An international research team is laying the groundwork for more sustainable concrete by substituting synthetic reinforcement materials with natural fibers and materials derived from various waste streams.
The recent research led by researchers at Flinders University was carried out in collaboration with specialists from the United States and Turkey. This research illustrates how geopolymers reinforced with renewable natural fibers and made with industrial by-products and waste-based sands from lead smelting or glass-making can match the durability, strength, and drying shrinkage qualities of those that contain natural sand, which consumes more raw resources and radiates more emissions during processing.

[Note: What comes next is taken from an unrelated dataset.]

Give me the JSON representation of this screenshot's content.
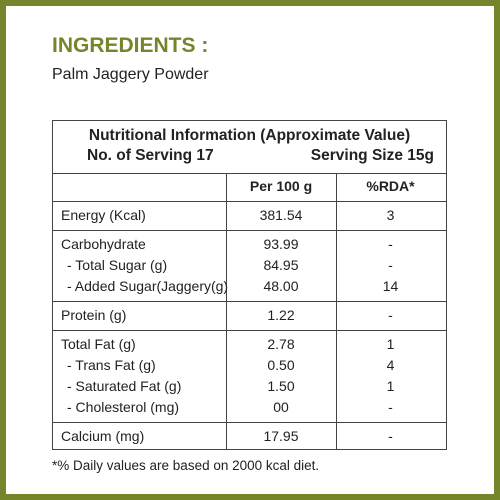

With 25 billion tons used each year, conventional concrete is the most frequently used construction material. It consumes approximately 30% of nonrenewable natural resources, emits approximately 8% of atmospheric greenhouse gases, and accounts for up to 50% of landfill.
According to lead researcher Dr. Aliakbar Gholampour of Flinders University’s civil and structural engineering department, this research shows great promise for the use of natural fibers in the advancement of structural-grade construction materials in which binder and aggregate are replaced by industrial by-products and waste-based materials.
Geopolymers made from waste glass sand have higher strength and lower water absorption than those made from natural river sand, whereas lead smelter slag (LSS)-based geopolymers have lower drying shrinkage than geopolymers made from natural river sand.
Natural fibers such as sisal, ramie, coir, hemp, jute, and bamboo were also used in the experiments.
The new Australian-led research contributes to global efforts to reduce the environmental effect of the production of conventional building materials and the volume of waste that goes to landfill. The study was published in the journal Construction and Building Materials.
With concrete, we can not only recycle huge volumes of industrial by-products and waste materials, including concrete aggregates, to improve the mechanical and durability properties of concrete, but also use alternative eco-friendly natural fibers which otherwise would not be used constructively.
Dr. Aliakbar Gholampour, Civil and Structural Engineering, Researcher, Flinders University
Dr. Gholampour adds, “This research will also look to design mixes of recycled coarse aggregates and other types of cellulosic fibers including water paper, for different construction and building applications. We also plan to investigate their application in construction 3D printing for the future.”
Gholampour, A., et al. (2022) Mechanical and durability properties of natural fiber-reinforced geopolymers containing lead smelter slag and waste glass sand. Construction and Building Materials. doi.org/10.1016/j.conbuildmat.2022.129043.